L'affaire Profumo est un scandale politique qui a secoué le Royaume-Uni en 1963. Mêlant histoires de mœurs, politique et espionnage, il mettra à mal le ministre anglais de la guerre d'alors, John Profumo. Mais ce sera par les yeux de celui qui portera finalement le chapeau pour tous les autres devant la justice que nous suivrons cette histoire de l'intérieur. L'homme en question se nomme Stephen Ward, ostéopathe et dandy, côtoyant les grands de ce monde et réputé notamment pour les jolies filles qu'il est à même de leur présenter. Christine Keeler a emménagé chez lui. C'est une belle jeune femme issue de la plèbe avec qui il aura une relation particulière de père à fille, ou de maître à élève, l'éduquant à fréquenter le grand monde et à séduire les puissants. Entre les actes de celle-ci d'un côté, et les intrigues de ses contacts et amis au MI5 d'un autre côté, Stephen va mettre le doigt dans un engrenage dont il sera la victime principale. Le dessin rétro et élégant de Miles Hyman correspond bien à cette époque d'après-guerre et à ses milieux feutrés. La rigidité relative de son trait s'apparente à celle de ces gentlemen anglais à l'hypocrisie parfois manifeste.
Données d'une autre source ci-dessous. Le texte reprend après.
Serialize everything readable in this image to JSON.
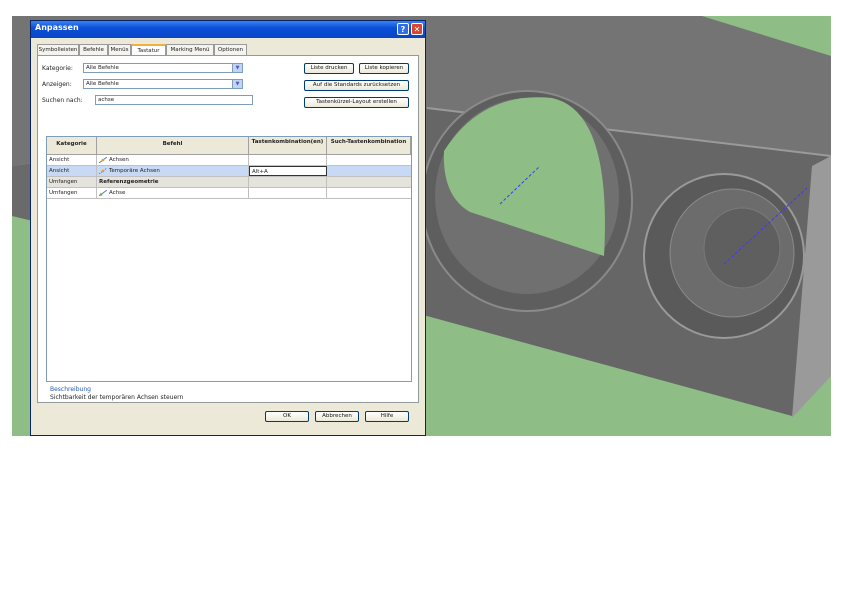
{
  "dialog": {
    "title": "Anpassen",
    "help_glyph": "?",
    "close_glyph": "✕"
  },
  "tabs": [
    {
      "label": "Symbolleisten"
    },
    {
      "label": "Befehle"
    },
    {
      "label": "Menüs"
    },
    {
      "label": "Tastatur"
    },
    {
      "label": "Marking Menü"
    },
    {
      "label": "Optionen"
    }
  ],
  "filters": {
    "category_label": "Kategorie:",
    "category_value": "Alle Befehle",
    "display_label": "Anzeigen:",
    "display_value": "Alle Befehle",
    "search_label": "Suchen nach:",
    "search_value": "achse"
  },
  "buttons": {
    "print_list": "Liste drucken",
    "copy_list": "Liste kopieren",
    "reset_all": "Auf die Standards zurücksetzen",
    "shortcut_layout": "Tastenkürzel-Layout erstellen",
    "ok": "OK",
    "cancel": "Abbrechen",
    "help": "Hilfe"
  },
  "table": {
    "headers": [
      "Kategorie",
      "Befehl",
      "Tastenkombination(en)",
      "Such-Tastenkombination"
    ],
    "rows": [
      {
        "category": "Ansicht",
        "command": "Achsen",
        "shortcut": "",
        "search": "",
        "type": "normal"
      },
      {
        "category": "Ansicht",
        "command": "Temporäre Achsen",
        "shortcut": "Alt+A",
        "search": "",
        "type": "selected"
      },
      {
        "category": "Umfangen",
        "command": "Referenzgeometrie",
        "shortcut": "",
        "search": "",
        "type": "group"
      },
      {
        "category": "Umfangen",
        "command": "Achse",
        "shortcut": "",
        "search": "",
        "type": "normal"
      }
    ]
  },
  "description": {
    "label": "Beschreibung",
    "text": "Sichtbarkeit der temporären Achsen steuern"
  },
  "colors": {
    "background_green": "#8fbd86",
    "part_gray": "#6a6a6a",
    "titlebar_blue": "#0c4fd8"
  }
}
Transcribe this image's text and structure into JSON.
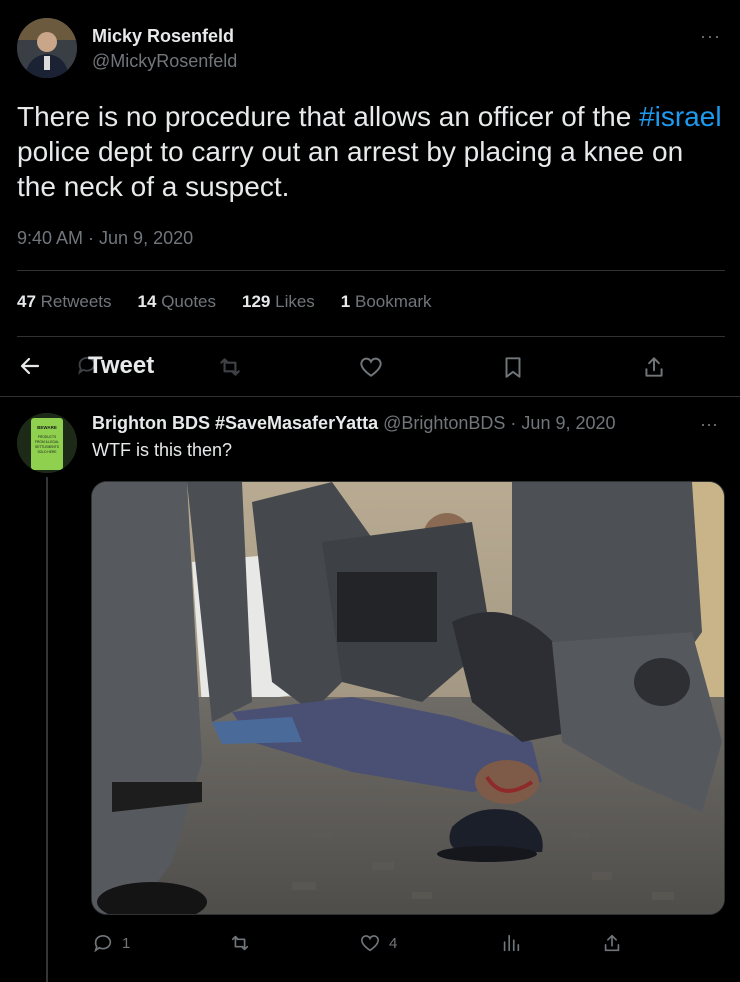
{
  "tweet": {
    "author_name": "Micky Rosenfeld",
    "author_handle": "@MickyRosenfeld",
    "text_before": "There is no procedure that allows an officer of the ",
    "hashtag": "#israel",
    "text_after": " police dept to carry out an arrest by placing a knee on the neck of a suspect.",
    "timestamp": "9:40 AM · Jun 9, 2020",
    "more_label": "···"
  },
  "stats": [
    {
      "count": "47",
      "label": "Retweets"
    },
    {
      "count": "14",
      "label": "Quotes"
    },
    {
      "count": "129",
      "label": "Likes"
    },
    {
      "count": "1",
      "label": "Bookmark"
    }
  ],
  "action_bar": {
    "title": "Tweet"
  },
  "reply": {
    "author_name": "Brighton BDS #SaveMasaferYatta",
    "meta": "@BrightonBDS · Jun 9, 2020",
    "text": "WTF is this then?",
    "more_label": "···",
    "avatar_sign_lines": [
      "BEWARE",
      "PRODUCTS",
      "FROM ILLEGAL",
      "SETTLEMENTS",
      "SOLD HERE"
    ],
    "reply_count": "1",
    "like_count": "4"
  },
  "colors": {
    "background": "#000000",
    "text_primary": "#e7e9ea",
    "text_secondary": "#71767b",
    "accent": "#1d9bf0",
    "divider": "#2f3336"
  }
}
Ce n'est que par la profusion de détails qu'on constate qu'il s'agit bien d'une histoire vraie, car le scénariste la met en scène comme une intrigue policière et sociale, brodant ici et là autour des faits établis pour éviter de donner à son intrigue un aspect documentaire. C'est aussi une histoire complexe, mêlant des intrigues relationnelles entre membres de la haute société anglaise et petits malfrats amenés par les fréquentations de Christine Keeler, des histoires d'espionnage entre URSS et Angleterre sur fond de Crise des Missiles, des histoires de sexe, de courtisanes et d'adultère, et enfin un scandale politique en règle orchestré par les médias et des adversaires parlementaires. C'est une lecture dense et sérieuse. Elle est intéressante et instructive par bien des aspects sur la société britannique de cette époque et sur la manière dont ce scandale va la faire passer de l'après-guerre rigide à l'euphorie des années 60.